The French view of themselves at this time was not as a "race" as the British or Germans conceived of themselves, but as a superior culture, which welded together a diverse European homeland and could weld together a diverse world empire (and of course, the ideals of the Revolution were an outgrowth of that culture, so to truly understand freedom and brotherhood you needed that superior culture and that superior culture would enable more freedom and brotherhood).

Wasn't Morocco independent for too long to permanently be a French protectorate, though?

No, I don't think so.

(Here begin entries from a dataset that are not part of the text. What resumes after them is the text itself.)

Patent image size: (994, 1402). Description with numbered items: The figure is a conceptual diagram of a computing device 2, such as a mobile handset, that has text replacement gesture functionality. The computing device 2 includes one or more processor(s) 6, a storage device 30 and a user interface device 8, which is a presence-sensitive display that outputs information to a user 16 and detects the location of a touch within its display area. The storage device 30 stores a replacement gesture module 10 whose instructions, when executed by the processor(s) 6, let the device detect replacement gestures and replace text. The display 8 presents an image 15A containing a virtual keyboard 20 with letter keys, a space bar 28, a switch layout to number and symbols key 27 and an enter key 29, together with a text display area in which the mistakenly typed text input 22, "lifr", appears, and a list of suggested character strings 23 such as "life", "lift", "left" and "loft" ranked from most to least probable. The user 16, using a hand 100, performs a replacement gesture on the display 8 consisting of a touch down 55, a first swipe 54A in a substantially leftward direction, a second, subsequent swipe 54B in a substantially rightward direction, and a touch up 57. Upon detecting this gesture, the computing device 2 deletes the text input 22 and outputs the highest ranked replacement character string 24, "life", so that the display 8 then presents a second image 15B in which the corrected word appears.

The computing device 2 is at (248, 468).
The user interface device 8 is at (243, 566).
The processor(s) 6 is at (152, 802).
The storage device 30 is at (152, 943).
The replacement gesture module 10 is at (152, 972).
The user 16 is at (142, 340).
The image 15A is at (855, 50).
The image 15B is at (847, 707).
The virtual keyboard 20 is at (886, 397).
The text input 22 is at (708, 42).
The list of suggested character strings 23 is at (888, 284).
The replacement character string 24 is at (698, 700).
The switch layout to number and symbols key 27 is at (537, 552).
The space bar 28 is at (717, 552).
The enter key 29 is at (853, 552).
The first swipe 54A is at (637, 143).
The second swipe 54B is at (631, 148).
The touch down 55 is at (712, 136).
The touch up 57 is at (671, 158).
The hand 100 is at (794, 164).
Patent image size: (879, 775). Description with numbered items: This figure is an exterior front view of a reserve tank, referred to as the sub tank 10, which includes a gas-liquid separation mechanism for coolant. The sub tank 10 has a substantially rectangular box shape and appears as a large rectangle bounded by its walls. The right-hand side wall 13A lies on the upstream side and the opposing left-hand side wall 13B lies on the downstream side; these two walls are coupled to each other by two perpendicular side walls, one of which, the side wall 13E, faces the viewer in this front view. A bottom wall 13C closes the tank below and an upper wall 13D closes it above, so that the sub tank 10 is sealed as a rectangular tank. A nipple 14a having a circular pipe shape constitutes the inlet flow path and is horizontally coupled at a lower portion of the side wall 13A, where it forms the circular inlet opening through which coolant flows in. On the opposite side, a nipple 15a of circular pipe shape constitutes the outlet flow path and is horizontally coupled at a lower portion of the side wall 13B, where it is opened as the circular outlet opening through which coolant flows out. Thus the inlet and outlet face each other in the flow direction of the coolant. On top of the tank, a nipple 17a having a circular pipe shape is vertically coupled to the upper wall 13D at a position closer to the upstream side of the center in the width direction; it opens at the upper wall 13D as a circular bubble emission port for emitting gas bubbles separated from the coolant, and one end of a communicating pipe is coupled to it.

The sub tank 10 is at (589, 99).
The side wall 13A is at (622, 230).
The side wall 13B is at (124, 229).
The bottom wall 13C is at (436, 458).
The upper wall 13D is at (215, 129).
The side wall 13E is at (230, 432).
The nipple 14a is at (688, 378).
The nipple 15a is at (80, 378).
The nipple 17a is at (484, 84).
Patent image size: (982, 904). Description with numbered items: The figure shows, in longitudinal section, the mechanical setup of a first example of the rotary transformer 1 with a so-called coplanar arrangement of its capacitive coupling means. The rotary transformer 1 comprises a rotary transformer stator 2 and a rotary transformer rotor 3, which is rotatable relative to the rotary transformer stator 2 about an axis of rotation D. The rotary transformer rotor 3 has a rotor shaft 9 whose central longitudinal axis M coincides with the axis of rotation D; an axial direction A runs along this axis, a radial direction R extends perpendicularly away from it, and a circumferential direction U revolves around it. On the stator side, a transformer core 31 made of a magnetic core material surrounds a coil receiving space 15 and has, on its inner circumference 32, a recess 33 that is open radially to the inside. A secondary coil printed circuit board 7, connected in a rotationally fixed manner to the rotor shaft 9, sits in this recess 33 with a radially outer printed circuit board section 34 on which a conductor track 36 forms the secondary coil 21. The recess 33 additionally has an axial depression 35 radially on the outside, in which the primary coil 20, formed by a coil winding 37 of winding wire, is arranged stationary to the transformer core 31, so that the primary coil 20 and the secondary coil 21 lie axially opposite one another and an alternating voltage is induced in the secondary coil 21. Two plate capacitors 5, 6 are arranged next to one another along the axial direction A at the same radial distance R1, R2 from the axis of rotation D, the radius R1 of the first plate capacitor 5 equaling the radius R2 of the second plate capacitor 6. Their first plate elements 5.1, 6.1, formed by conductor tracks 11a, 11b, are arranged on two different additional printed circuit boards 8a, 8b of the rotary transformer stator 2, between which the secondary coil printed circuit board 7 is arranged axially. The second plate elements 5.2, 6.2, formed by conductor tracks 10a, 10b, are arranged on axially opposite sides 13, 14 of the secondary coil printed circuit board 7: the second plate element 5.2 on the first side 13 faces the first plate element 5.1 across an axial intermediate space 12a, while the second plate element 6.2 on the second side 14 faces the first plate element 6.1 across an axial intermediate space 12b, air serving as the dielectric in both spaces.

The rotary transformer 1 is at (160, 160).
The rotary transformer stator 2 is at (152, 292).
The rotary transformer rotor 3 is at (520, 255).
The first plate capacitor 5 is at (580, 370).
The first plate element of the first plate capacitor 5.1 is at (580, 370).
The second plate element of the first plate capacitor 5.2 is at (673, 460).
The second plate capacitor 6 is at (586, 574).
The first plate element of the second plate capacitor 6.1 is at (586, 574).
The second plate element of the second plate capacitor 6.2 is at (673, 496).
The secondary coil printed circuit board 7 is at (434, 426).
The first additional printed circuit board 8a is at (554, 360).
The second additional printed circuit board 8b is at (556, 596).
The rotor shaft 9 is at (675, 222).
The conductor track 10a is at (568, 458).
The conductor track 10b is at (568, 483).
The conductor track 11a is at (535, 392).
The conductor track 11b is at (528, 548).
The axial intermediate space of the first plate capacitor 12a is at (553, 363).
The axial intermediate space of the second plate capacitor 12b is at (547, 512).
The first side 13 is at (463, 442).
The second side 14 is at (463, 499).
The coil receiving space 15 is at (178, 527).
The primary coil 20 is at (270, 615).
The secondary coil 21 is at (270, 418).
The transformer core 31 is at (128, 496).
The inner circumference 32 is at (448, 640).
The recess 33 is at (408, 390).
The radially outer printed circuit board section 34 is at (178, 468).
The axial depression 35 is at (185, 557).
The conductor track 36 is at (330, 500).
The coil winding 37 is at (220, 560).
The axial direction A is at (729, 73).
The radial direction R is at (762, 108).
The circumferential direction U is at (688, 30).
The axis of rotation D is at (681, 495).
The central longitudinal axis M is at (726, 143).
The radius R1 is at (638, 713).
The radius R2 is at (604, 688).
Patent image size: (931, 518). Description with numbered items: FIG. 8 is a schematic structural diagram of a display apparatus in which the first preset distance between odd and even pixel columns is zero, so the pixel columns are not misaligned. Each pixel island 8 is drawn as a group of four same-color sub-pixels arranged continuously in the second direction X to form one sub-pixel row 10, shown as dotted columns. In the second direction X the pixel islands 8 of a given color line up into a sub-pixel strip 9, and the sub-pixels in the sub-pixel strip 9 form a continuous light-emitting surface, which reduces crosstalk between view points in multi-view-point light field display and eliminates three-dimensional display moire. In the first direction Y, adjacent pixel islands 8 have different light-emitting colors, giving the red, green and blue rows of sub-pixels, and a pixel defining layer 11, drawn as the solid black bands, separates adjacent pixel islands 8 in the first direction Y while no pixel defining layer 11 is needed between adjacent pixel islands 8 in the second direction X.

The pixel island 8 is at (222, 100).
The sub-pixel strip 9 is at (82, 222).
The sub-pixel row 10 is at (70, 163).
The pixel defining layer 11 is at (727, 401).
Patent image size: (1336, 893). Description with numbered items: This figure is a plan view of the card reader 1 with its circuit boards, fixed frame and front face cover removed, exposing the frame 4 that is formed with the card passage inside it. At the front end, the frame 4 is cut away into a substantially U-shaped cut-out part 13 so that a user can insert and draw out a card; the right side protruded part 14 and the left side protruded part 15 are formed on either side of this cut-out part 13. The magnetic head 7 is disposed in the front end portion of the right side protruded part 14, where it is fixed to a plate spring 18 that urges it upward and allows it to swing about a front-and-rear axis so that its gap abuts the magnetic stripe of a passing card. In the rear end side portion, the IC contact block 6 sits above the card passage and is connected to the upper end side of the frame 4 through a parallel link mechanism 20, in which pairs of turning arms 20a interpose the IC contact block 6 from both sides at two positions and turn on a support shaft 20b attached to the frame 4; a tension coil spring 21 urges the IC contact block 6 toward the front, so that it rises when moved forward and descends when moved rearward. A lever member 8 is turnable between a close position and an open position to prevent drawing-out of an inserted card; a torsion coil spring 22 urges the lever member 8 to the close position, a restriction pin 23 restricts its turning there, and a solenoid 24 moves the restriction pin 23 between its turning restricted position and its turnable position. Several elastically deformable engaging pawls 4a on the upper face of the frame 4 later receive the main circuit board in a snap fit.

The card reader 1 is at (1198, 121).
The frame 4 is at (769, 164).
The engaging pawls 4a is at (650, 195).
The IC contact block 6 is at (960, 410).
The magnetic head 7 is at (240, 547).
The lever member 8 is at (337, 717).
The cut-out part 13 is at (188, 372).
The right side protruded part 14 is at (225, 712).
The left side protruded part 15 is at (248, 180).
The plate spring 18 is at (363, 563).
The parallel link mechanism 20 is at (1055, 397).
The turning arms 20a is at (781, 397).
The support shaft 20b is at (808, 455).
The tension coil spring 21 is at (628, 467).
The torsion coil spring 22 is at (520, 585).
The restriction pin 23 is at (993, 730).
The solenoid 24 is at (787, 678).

The main variable is not how long Morocco was independent - the variable is how much respect the French accord to the Moroccans.

OTL, after a bad start, the French did well in this, which is why Morocco integrated so deeply into the empire, despite being a late addition.

The French could mess this up, of course. But I suspect what would happen is the French would allow themselves to be pushed out of the areas that didn't matter so much to them, and what would be left is a Morocco in extremely close alliance with France, French military guarantees, heavy French economic penetration and heavy cultural inter-weaving (with Moroccans in France and French culture popular in Morocco).

Out of curiosity--how large were pro-independence sentiments in West Africa in our TL?

Low. Kinda. West Africans had an interest in their own self-determination and an awareness of their own interests. But the French succeeded very well in selling French culture to the elites in the West African colonies.

So when it became in the interests of West African states to be independent, the whole thing gained momentum, at the same time, the elites gladly retained close ties with France and there are hints that even with France as weak as it was, had international politics been different, West Africa might have retained closer ties.

Also, specifically, what do you think (in detail) decolonization in British India, Palestine, the other British Middle Eastern colonies, and the British African colonies would look like in this TL?

That depends very much on what WW2 looks like.

The messier WW2 is, the messier decolonization is.